18528880. DIVERSITY-AWARE WEIGHTED MAJORITY VOTE CLASSIFIER FOR IMBALANCED DATASETS simplified abstract (NEC Corporation)

From WikiPatents
Jump to navigation Jump to search

DIVERSITY-AWARE WEIGHTED MAJORITY VOTE CLASSIFIER FOR IMBALANCED DATASETS

Organization Name

NEC Corporation

Inventor(s)

Anil Goyal of Heidelberg (DE)

Jihed Khiari of Heidelberg (DE)

DIVERSITY-AWARE WEIGHTED MAJORITY VOTE CLASSIFIER FOR IMBALANCED DATASETS - A simplified explanation of the abstract

This abstract first appeared for US patent application 18528880 titled 'DIVERSITY-AWARE WEIGHTED MAJORITY VOTE CLASSIFIER FOR IMBALANCED DATASETS

Simplified Explanation

The abstract describes a method for binary classification on imbalanced datasets using ensemble learning techniques.

  • Generatively oversampling the imbalanced dataset to create a generated dataset.
  • Generating subsamples from the generated dataset and training base classifiers on each subsample.
  • Learning a weighted majority vote classifier by combining outputs of the base classifiers.
  • Minimizing diversity between base classifiers on positive samples.

Potential Applications

This technology can be applied in various fields such as fraud detection, medical diagnosis, and anomaly detection where imbalanced datasets are common.

Problems Solved

1. Addressing the issue of imbalanced datasets in binary classification tasks. 2. Improving the performance of classifiers on minority class samples.

Benefits

1. Enhanced accuracy in predicting minority class samples. 2. Increased robustness and generalization of the classifier. 3. Efficient utilization of imbalanced data for training.

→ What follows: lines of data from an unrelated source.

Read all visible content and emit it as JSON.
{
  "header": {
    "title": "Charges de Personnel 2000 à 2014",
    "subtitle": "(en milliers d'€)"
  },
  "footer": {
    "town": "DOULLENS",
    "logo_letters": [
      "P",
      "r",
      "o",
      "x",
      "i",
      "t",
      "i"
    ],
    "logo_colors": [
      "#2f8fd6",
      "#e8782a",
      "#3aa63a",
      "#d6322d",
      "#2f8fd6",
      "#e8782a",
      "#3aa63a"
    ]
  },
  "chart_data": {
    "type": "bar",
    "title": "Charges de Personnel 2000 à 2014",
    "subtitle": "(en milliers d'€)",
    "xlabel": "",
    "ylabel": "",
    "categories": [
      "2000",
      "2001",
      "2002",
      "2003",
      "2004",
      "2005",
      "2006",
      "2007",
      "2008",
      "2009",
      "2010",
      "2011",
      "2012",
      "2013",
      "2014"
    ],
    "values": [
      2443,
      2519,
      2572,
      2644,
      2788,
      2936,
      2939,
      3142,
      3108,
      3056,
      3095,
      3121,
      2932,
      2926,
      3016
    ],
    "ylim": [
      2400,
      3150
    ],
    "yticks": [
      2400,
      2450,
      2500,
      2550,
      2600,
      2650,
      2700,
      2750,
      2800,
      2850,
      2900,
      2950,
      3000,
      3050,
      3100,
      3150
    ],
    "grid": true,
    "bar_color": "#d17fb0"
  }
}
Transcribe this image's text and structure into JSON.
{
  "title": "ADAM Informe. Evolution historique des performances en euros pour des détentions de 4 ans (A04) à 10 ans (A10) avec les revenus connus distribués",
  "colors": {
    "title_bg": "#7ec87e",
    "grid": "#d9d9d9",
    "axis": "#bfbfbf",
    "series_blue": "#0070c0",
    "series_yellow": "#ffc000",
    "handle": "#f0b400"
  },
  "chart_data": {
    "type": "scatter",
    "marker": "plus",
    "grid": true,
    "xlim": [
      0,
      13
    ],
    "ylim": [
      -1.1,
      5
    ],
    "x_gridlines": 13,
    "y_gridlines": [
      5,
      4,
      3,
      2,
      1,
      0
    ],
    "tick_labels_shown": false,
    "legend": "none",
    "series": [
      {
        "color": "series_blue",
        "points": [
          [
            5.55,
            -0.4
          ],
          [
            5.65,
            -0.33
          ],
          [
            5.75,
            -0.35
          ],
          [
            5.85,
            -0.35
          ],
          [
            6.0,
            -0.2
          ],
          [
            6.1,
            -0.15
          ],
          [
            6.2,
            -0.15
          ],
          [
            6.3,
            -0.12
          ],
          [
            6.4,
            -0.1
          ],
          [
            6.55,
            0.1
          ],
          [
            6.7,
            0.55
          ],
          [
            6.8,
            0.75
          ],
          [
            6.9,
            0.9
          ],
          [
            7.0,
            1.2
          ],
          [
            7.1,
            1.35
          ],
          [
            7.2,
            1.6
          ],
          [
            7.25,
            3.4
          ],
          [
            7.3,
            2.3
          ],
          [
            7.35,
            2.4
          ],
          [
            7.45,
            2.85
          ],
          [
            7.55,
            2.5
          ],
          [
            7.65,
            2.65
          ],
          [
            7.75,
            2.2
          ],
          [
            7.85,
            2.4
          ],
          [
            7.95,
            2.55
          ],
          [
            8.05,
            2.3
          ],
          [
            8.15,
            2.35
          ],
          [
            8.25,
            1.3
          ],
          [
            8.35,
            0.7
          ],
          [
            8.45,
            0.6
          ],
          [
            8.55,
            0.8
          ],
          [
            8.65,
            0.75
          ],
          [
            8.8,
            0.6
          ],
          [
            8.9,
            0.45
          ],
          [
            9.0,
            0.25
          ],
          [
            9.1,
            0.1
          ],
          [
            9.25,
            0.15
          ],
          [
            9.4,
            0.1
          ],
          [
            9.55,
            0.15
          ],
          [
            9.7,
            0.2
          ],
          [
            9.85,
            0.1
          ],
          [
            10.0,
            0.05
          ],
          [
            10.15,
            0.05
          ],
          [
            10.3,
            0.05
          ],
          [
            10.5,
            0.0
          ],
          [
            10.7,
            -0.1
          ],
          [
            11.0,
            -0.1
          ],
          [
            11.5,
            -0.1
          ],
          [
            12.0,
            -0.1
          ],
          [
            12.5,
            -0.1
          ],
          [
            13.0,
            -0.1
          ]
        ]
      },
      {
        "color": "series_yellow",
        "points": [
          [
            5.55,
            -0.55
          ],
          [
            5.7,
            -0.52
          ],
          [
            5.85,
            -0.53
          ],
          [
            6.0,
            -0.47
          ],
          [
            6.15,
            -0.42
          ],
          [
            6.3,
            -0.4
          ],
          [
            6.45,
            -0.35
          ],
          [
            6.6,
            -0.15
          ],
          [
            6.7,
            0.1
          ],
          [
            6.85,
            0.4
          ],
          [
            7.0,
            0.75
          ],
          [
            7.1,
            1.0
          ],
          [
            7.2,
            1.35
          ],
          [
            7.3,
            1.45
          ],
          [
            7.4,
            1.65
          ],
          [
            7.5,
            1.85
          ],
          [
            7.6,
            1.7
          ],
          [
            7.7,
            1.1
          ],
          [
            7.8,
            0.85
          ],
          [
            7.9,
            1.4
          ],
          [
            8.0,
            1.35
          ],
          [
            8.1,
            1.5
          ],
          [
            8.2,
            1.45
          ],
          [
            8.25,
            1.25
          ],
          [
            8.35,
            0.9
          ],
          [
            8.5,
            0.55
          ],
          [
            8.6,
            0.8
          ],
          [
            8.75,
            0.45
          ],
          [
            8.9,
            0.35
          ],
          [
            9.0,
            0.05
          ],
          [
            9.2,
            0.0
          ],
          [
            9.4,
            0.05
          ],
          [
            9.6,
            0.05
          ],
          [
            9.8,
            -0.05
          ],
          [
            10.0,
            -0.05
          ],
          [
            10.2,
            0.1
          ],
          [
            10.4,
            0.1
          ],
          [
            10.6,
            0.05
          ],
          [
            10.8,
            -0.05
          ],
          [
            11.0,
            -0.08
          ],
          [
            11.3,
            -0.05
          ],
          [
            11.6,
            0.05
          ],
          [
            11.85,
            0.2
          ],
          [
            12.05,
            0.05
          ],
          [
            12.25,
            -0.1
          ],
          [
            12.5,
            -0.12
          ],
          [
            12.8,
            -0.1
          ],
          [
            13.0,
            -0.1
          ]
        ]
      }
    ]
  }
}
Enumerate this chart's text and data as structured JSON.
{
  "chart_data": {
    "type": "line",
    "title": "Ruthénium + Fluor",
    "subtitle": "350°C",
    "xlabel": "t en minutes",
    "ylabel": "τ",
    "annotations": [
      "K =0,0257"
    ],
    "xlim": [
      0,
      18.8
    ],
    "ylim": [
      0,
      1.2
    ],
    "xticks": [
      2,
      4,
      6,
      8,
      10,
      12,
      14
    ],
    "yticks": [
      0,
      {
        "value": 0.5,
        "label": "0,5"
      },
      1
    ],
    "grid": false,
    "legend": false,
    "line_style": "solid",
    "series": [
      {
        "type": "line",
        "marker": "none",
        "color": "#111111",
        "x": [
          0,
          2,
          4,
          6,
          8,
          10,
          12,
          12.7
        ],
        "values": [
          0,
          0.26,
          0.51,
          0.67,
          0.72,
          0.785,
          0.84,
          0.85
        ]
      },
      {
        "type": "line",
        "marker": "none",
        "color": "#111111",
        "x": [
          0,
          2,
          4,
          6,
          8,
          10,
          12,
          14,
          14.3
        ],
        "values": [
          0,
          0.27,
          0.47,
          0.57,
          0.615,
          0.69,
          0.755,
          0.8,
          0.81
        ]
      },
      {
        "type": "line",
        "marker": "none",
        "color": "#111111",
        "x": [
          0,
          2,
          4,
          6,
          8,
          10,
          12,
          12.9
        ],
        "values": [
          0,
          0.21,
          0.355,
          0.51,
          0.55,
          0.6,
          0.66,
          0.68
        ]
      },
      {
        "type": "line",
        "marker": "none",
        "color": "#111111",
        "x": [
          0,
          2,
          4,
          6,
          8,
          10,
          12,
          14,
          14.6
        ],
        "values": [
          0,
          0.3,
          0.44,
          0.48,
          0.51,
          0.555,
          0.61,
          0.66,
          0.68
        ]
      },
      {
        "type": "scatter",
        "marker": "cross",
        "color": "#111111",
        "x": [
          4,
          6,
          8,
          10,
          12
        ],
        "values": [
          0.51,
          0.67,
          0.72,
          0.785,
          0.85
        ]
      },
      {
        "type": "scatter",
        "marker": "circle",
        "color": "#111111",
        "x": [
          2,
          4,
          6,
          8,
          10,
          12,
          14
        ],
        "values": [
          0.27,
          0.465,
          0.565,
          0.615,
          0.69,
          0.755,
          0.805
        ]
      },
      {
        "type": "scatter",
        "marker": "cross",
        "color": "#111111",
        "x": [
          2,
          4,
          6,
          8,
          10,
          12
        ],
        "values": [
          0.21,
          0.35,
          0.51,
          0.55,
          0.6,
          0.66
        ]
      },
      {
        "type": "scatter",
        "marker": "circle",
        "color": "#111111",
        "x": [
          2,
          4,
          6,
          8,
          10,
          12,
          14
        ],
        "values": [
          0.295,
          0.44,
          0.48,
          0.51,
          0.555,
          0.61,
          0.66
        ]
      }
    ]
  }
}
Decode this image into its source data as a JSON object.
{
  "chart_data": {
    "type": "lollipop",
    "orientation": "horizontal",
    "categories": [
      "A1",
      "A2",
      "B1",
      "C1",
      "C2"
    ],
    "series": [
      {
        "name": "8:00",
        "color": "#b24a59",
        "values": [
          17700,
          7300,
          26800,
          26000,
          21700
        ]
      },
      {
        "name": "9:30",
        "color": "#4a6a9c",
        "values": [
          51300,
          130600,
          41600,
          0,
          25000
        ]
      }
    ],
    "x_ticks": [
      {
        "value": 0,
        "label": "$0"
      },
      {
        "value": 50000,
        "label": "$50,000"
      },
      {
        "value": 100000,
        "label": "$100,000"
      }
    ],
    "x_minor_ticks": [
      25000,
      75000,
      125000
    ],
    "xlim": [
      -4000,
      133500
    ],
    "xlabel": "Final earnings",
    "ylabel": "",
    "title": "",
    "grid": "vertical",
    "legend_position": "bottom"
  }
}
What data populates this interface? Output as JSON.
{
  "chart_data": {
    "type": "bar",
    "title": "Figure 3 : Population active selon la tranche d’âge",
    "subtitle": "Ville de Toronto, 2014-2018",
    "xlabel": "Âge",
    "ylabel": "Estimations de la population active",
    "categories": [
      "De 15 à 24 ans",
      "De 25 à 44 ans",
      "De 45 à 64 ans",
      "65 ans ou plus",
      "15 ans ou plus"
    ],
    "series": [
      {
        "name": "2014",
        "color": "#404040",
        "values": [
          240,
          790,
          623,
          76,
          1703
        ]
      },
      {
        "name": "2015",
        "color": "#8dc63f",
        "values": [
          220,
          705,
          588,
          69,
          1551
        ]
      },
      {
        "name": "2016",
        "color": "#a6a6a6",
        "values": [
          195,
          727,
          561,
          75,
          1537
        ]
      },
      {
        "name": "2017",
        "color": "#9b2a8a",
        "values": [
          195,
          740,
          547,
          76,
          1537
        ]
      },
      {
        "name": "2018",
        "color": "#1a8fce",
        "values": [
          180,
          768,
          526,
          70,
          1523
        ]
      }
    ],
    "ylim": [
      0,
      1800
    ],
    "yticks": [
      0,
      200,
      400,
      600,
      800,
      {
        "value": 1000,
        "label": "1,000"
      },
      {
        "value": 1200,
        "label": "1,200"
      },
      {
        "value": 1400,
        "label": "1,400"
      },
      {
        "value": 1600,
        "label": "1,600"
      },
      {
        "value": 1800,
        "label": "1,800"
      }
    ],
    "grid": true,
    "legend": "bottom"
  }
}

Potential Commercial Applications

Optimizing marketing campaigns, credit risk assessment, and customer churn prediction are potential commercial applications of this technology.

Possible Prior Art

One possible prior art could be the SMOTE (Synthetic Minority Over-sampling Technique) algorithm, which also focuses on generating synthetic samples for the minority class in imbalanced datasets.

Unanswered Questions

How does this method compare to other ensemble learning techniques in terms of performance and computational efficiency?

This article does not provide a direct comparison with other ensemble learning methods, leaving the reader wondering about the relative advantages of this specific approach.

What are the specific parameters or criteria used to assign weights to the base classifiers in the weighted majority vote classifier?

The abstract does not delve into the details of how the weights are determined for each base classifier, leaving a gap in understanding the inner workings of the algorithm.


Original Abstract Submitted

An ensemble learning based method is for a binary classification on an imbalanced dataset. The imbalanced dataset has a minority class comprising positive samples and a majority class comprising negative samples. The method includes: generatively oversampling the imbalanced dataset by synthetically generating minority class examples, thereby generating a generated dataset; using the generated dataset to generate subsamples, and learning a base classifier on each of the subsamples to determine a plurality of base classifiers; and learning a weighted majority vote classifier by combining outputs of the base classifiers. Each of the base classifiers is assigned a weight in such a way that a diversity between the base classifiers on the positive samples is minimized.